More and more people would have come to his defense. Those who were initially angry
would have come to realize that Brees said nothing offensive.
When you apologize for stating the plain truth, you
almost never succeed in appeasing the mob. Instead, you grant the mob’s
premises. You take its side. You tell the roiling masses that it’s time to open
fire on you, as you volunteer for your own firing squad. Brees is as unused to
being a target of foam-flecked attacks as I am to throwing 50-yard touchdown
passes in the Superdome, but as someone who has been targeted by social-media
dudgeon many times and has never begged forgiveness in the 15 years my
published thoughts have been making people furious, I could have told him:
These things blow over in 48 hours. Nobody in the land of short attention spans
can stay enraged about the same thing for very long. Fires burn out if you
don’t keep refueling them.
All over the culture, that lesson is going unheeded.
Americans who rush to prostrate themselves before the mob are finding that the
mob never replies, “Oh, that’s fine, then. Go on about your life with our
blessing.” Claudia Eller was the editor of Variety last week. Now she
isn’t, because she decided to make gestures of woke obeisance in a lengthy,
self-flagellating column about George Floyd, systemic racism, Donald Trump’s
behavior, and police brutality, none of them obviously topics of much concern
to a showbiz site. The column was full of long quotations from staffers of
color and oozed with both compassion for their plight and vows to add more of
them — “As editor-in-chief of Variety I have tried to diversify our newsroom
over the past 7 years, but I HAVE NOT DONE ENOUGH,” she wrote. Naturally, some
writers smelled blood and began berating her on social media for her
insensitivity. Eller replied to one of them on Twitter, not unreasonably, “When
someone cops to something why would you try to criticize them? You sound really
bitter.” Eller was jobless the next day, issuing more apologies, decrying her
own leadership, and saying she was ashamed on her way out the door. Variety
says Eller is now on a two-month leave, but as the indispensable Hollywood
columnist Richard Rushfield notes in his The Ankler newsletter, “I’m not
sure how you walk back from an admission that you’re unprepared for a
leadership role in a newsroom. You don’t just take two months off and then show
up on the doorstep and say, I watched a MasterClass in leadership and now I’m
ready.”
On the East Coast, nearly the same thing happened at
nearly the same time: Bon Appétit editor Adam Rapoport hurled himself at
the feet of the mob, begged its forgiveness, vowed to do better, and found
himself joining the unemployment rolls. In a column entitled “Food Has Always
Been Political: Bon Appétit’s editor in chief Adam Rapoport on how we’re
covering the nationwide uprisings,” Rapaport repeated talking points from the
woke catechism, inspiring a food writer with 8,000 Twitter followers to berate
him for not doing enough. At some point in the pile-on, someone remembered that
Rapaport had posed as a Puerto Rican at a Halloween party 16 years ago (the
picture had been on Instagram), and his contract was terminated. Follow-up
hysteria-reporting revealed that there had been a “culture of microaggression”
at Bon Appétit. So, it’s a Condé Nast magazine, then.

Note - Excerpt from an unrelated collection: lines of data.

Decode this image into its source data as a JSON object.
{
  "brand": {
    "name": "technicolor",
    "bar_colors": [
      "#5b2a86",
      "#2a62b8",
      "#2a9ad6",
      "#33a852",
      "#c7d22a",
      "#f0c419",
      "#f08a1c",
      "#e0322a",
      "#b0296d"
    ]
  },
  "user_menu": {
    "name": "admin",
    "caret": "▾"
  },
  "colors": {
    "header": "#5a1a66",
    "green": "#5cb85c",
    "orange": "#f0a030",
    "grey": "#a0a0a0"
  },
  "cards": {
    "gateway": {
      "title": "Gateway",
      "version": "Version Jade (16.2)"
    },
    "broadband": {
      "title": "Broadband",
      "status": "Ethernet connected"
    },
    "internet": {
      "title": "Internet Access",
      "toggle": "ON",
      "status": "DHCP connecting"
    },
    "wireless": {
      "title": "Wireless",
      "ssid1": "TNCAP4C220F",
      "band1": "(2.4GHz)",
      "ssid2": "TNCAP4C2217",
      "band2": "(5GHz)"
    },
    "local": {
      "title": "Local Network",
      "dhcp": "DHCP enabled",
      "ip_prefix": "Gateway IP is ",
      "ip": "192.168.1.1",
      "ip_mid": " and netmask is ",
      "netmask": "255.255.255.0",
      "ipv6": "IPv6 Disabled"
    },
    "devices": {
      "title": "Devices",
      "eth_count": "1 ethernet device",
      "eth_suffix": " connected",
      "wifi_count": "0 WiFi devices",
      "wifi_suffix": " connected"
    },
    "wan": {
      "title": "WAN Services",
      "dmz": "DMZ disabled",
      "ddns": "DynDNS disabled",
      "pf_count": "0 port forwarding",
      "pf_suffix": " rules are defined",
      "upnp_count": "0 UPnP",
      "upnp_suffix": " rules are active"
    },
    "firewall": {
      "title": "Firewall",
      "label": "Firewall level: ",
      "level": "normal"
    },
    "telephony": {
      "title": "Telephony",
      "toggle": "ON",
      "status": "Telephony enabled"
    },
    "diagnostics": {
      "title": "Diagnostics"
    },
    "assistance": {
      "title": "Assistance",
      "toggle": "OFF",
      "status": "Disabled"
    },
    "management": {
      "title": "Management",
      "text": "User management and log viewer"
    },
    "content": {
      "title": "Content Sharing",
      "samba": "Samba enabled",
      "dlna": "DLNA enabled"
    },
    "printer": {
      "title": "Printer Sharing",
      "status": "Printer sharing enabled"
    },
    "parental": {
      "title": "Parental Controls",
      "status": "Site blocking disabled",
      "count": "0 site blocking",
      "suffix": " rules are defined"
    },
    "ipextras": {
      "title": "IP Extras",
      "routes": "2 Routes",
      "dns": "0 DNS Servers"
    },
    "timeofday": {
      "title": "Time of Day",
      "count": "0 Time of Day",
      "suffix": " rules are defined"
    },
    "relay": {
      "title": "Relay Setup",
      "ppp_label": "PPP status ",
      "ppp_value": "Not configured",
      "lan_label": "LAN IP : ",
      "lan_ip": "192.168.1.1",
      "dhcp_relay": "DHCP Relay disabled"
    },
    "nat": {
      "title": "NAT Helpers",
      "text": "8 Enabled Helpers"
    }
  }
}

Though few have the backbone to tell a howling mob to get stuffed, or even calmly to explain why it’s in the wrong, simply mustering the fortitude to ignore its cries is a perfectly workable option. Don’t want your food magazine to get fragged in the culture wars? Maybe don’t write a piece proclaiming, “Food has always been political.” Don’t think you’ve done anything wrong? Then don’t say, “I must do better.” Over in the U.K., a key adviser to Prime Minister Boris Johnson, Dominic Cummings, touched off a press freakout that was startling even by the ten-Red-Bulls-before-breakfast standards of the British media by supposedly breaking his own government’s social-distancing policies when he and his wife were battling coronavirus. Cummings levelly explained that he had broken no law, defended his actions, and declined to fit his neck into the guillotine. Johnson stood by him and the story was over. Courage, we seem to have forgotten, is not only virtuous, it can be useful.